The other lesson gained from this experience was realizing the preciousness of my ability to choose what kinds of food I eat. I am a vegetarian, mostly vegan. I found myself laughing at how buying ten pounds of cold cuts and a tub of mayonnaise must have thrown off my Safeway Club Card customer profile (and they thought they had me all figured out). Handling meat is not something I'm keen on, but it made me appreciate my power of choice. I don't consider myself wealthy by most American standards. I'm working-class. I have a "white collar" job, but make "blue collar" wages, and don't drive anything near a new car. But, I can choose to be vegetarian, and even vegan! That's not just a choice toward health (as I usually see it), but also a choice toward cutting out the staples of caloricly dense foods. Top that off with my usual abstinence from bread, and I've pretty much eliminated the majority of Americans' caloric intake. What is left are expensive, nutrient-dense (but caloricly light) foods such as fresh fruits and vegetables (organic if we can afford them), meat alternatives such as Seitan and Tofu, and filtered water. All these things I take for granted, but being able to choose and afford a diet such as this puts me in a very exclusive club! I have SO MUCH to be thankful for.

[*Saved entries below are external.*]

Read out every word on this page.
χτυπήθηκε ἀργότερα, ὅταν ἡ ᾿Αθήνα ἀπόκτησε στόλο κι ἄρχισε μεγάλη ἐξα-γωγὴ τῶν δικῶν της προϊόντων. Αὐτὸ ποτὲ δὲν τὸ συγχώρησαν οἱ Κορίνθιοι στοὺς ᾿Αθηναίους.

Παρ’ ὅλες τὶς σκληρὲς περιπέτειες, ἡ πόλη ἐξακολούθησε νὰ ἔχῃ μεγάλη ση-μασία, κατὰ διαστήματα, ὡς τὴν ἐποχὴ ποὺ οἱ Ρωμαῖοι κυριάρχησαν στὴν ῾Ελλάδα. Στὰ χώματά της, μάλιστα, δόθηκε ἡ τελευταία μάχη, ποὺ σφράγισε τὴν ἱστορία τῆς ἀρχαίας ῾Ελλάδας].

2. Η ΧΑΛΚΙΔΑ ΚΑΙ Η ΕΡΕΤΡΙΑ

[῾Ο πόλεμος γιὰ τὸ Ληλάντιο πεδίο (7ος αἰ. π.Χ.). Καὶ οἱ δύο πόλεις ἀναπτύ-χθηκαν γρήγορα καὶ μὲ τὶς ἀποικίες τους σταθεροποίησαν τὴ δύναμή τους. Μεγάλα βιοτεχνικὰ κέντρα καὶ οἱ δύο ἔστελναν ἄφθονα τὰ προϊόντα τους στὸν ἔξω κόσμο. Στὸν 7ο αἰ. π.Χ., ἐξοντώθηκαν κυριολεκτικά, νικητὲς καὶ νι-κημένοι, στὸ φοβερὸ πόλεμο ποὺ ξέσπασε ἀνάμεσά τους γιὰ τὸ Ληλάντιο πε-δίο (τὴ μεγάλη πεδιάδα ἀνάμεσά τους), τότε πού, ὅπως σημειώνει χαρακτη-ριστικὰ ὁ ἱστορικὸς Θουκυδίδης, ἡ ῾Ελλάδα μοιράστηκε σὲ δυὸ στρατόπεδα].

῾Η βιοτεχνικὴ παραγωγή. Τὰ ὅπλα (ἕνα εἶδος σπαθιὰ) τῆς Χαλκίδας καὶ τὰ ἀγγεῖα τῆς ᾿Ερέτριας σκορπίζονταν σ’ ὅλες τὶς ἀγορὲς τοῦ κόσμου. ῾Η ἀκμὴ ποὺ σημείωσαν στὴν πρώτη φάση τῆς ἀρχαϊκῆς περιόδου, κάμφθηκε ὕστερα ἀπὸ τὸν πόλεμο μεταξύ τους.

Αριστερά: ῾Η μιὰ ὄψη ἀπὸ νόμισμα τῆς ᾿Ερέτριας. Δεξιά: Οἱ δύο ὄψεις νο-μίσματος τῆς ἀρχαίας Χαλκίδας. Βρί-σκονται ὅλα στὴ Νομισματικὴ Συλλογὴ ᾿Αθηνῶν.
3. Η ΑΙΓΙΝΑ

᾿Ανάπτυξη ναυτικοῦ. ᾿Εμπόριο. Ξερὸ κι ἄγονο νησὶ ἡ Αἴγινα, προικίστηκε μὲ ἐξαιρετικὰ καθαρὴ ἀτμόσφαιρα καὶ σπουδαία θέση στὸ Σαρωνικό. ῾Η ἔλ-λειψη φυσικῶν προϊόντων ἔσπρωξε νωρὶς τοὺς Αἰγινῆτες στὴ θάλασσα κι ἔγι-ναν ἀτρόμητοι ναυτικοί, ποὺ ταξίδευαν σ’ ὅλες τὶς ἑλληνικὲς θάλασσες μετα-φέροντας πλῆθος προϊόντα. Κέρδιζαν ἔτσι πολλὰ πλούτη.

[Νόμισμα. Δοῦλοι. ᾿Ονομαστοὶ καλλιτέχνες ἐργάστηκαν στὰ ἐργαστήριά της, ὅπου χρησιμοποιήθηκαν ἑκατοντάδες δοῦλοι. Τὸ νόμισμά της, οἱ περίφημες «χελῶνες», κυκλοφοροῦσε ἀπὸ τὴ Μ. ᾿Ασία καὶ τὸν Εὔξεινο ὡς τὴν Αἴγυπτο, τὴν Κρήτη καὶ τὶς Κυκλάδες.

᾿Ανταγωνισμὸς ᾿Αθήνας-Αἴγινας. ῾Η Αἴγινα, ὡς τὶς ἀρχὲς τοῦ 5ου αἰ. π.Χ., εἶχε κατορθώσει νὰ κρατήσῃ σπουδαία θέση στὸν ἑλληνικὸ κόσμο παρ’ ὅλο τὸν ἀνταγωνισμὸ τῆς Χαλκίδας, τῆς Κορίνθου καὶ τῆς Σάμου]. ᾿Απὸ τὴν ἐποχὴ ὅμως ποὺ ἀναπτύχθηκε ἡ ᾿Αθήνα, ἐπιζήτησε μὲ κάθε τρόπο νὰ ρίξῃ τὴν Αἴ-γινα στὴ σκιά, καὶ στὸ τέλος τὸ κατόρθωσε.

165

So, I started off talking about our Thanksgiving trip to feed the poor and ended up talking about my own diet. What's the point? The point is that while we were supposedly serving others, it seemed that the ones doing the serving were given an enormous gift in return. Being out there in the cool night air, sharing the company of those I would've never had the opportunity to meet otherwise, I felt so blissful. It wasn't a sense of self-righteousness, or of pride. It was a feeling that THIS was what human beings were put on the earth to do... To Love and Serve each other.

So, I advise all who read this to take an opportunity to serve those in your community who have no place to live and no consistent source of nutrition. I KNOW, I KNOW. You can't afford it. What little you could do wouldn't really make a dent in the problem. The truth is, if you can afford to take your family out to dinner and to a movie once in a while, if you can afford to lavish each other with gifts on Christmas, then you can afford an experience like this now and again. We plan on doing this more often, and at a time OTHER than Thanksgiving, as all the people we talked to had eaten pretty well in the days leading up to that one. They were most grateful for our chicken sandwiches, as they said they couldn't possibly eat more turkey! We spent a total of about $75, and with it, we were able to give a sandwich to every single person we met who wanted one (some even got two). Perhaps this didn't put even "a tiny dent in the problem," but for us, it was $75 very well spent on an amazing experience in unconditional love and gratitude.